While it's possible to store information in a transparent way on Swarm, much of Nagy's work has focused on how to ensure sensitive information remains private, even when stored on someone else's computer.

To do this, Swarm uses what is called "counter mode" encryption. If there's a dispute, the protocol shares a small piece of encrypted data that can verify ownership without revealing any other information.

In order to access the stored information remotely, Swarm uses public and private key pairs.

As such, participants will host encrypted data chunks on their laptops, and in most jurisdictions, can do so with a degree of plausible deniability – also meaning that, because Swarm nodes don't hold the keys to unlock data, they won't be at risk of legal trouble.

According to Nagy, that's important because attack-resistant storage is essential to healthy societies.

"Storage is the shared experience of humanity," he told CoinDesk, adding:

"The difference between hunter gatherers and us is exclusively the amount of stored information that we have access to. There is no other difference between us."

Future directives

The storage protocol is currently in public alpha, meaning that while still under heavy development, but today, anyone can run a Swarm node.

Going forward, the protocol will also offer incentives in the form of ether (ethereum's native cryptocurrency) for participants in the Swarm network. This aspect is still being fine-tuned.

Additionally, according to Nagy, Swarm encryption has been designed to be "as smart contract friendly as possible," in order to ensure that dapp developers can seamlessly integrate the technology.

That's because while primarily intended to store smart contract information and other blockchain data in a decentralized way, Swarm has other, more far-reaching use cases on the horizon.

For example, the project has secured a number of partnerships over the past year, including video streaming startup Livepeer and Datafund, a privacy-centric data management protocol.

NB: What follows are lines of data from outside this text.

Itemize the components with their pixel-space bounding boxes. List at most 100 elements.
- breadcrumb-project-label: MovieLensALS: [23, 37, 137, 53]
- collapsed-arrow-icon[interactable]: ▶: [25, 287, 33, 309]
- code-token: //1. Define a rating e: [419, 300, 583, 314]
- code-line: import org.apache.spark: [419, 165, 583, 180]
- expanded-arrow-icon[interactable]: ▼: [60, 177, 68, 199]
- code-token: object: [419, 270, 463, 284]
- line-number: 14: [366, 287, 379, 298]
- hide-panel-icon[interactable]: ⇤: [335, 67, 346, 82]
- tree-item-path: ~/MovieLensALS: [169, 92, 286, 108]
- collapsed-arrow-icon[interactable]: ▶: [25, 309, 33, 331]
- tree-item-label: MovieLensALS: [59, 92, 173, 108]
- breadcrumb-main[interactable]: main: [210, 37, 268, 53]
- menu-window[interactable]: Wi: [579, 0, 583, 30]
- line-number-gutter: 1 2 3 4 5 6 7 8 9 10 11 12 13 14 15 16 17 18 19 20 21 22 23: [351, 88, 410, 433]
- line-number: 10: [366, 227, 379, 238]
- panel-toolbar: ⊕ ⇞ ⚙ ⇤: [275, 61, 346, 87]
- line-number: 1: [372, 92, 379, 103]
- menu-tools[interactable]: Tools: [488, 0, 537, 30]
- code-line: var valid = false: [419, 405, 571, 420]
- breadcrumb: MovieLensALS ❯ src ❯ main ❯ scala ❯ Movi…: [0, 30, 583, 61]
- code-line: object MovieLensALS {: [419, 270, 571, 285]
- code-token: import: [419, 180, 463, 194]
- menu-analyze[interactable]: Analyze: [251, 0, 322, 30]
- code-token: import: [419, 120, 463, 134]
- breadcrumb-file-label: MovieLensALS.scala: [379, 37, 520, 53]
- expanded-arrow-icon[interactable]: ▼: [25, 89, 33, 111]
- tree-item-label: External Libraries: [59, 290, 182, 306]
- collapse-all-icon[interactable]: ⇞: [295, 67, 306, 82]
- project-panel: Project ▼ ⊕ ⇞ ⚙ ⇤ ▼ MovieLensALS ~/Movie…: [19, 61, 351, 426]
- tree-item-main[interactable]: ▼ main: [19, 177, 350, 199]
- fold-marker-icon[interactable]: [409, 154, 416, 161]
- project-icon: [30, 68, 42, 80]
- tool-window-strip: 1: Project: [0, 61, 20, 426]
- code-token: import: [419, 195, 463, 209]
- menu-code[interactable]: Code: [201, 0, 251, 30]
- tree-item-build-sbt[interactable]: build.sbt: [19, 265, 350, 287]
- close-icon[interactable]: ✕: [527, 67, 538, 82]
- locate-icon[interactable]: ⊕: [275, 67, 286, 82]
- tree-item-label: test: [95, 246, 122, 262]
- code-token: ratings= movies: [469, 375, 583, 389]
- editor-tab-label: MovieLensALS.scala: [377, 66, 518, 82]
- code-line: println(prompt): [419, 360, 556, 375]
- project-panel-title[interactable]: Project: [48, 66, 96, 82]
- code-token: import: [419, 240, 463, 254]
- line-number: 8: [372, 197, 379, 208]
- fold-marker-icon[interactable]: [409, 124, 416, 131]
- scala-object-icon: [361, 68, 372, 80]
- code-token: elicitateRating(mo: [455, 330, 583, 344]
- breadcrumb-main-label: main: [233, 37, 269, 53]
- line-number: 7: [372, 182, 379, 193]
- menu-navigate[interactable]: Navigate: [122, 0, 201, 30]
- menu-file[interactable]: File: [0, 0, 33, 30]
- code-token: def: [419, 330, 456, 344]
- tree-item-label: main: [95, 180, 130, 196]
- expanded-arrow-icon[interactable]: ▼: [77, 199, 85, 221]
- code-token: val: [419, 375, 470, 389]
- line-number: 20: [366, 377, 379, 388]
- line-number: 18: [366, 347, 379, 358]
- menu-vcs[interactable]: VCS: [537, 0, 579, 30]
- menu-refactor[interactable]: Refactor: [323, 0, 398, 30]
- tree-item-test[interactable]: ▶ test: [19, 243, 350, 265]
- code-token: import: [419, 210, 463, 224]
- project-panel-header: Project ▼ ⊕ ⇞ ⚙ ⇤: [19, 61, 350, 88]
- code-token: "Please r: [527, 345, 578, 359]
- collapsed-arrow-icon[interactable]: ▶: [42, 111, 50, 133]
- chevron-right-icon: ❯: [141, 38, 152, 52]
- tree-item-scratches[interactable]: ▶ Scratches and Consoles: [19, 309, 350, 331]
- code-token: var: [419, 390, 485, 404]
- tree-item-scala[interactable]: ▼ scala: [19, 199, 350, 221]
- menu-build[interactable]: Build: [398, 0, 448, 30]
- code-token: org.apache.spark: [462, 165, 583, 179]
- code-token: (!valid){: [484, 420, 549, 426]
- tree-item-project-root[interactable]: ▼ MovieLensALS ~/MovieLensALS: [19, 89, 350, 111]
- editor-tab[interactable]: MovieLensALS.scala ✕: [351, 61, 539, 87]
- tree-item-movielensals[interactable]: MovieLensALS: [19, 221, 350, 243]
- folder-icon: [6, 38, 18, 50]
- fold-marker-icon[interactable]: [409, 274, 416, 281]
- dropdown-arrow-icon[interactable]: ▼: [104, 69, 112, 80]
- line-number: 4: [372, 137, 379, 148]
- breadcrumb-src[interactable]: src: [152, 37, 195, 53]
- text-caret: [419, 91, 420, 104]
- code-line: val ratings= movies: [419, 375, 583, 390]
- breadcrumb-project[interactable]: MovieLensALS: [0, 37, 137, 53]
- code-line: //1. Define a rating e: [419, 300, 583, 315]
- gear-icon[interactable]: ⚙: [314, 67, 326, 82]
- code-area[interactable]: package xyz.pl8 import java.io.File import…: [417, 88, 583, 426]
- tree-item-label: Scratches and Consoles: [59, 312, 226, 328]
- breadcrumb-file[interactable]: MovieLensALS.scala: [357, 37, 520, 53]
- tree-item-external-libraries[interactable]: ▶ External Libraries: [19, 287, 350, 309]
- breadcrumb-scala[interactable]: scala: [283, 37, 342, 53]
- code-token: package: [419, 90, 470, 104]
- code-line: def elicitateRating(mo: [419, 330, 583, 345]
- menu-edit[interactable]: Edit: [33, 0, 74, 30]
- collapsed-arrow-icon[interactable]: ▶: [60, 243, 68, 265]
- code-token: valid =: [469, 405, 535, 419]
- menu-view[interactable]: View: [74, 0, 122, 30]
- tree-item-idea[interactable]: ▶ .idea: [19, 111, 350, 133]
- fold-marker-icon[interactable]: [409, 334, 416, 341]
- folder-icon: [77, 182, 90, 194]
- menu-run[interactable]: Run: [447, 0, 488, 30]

Nagy is also using Swarm to build a censorship-resistant social media platform called BeeFree, working with fellow Ethereum Foundation developer Dimitry Khokhlov. Their goal is to use the technology in a bid to create an alternative to platforms with heavier forms of censorship.

"We have access to a kind of shared pool of knowledge that humanity has accumulated, and if that is being censored, that makes us much much much dumber as a society," Nagy said.

Correction: An earlier version of this article conflated the official Electronic Frontier Foundation with Nagy's institute in Hungary. The two institutes are not formally associated.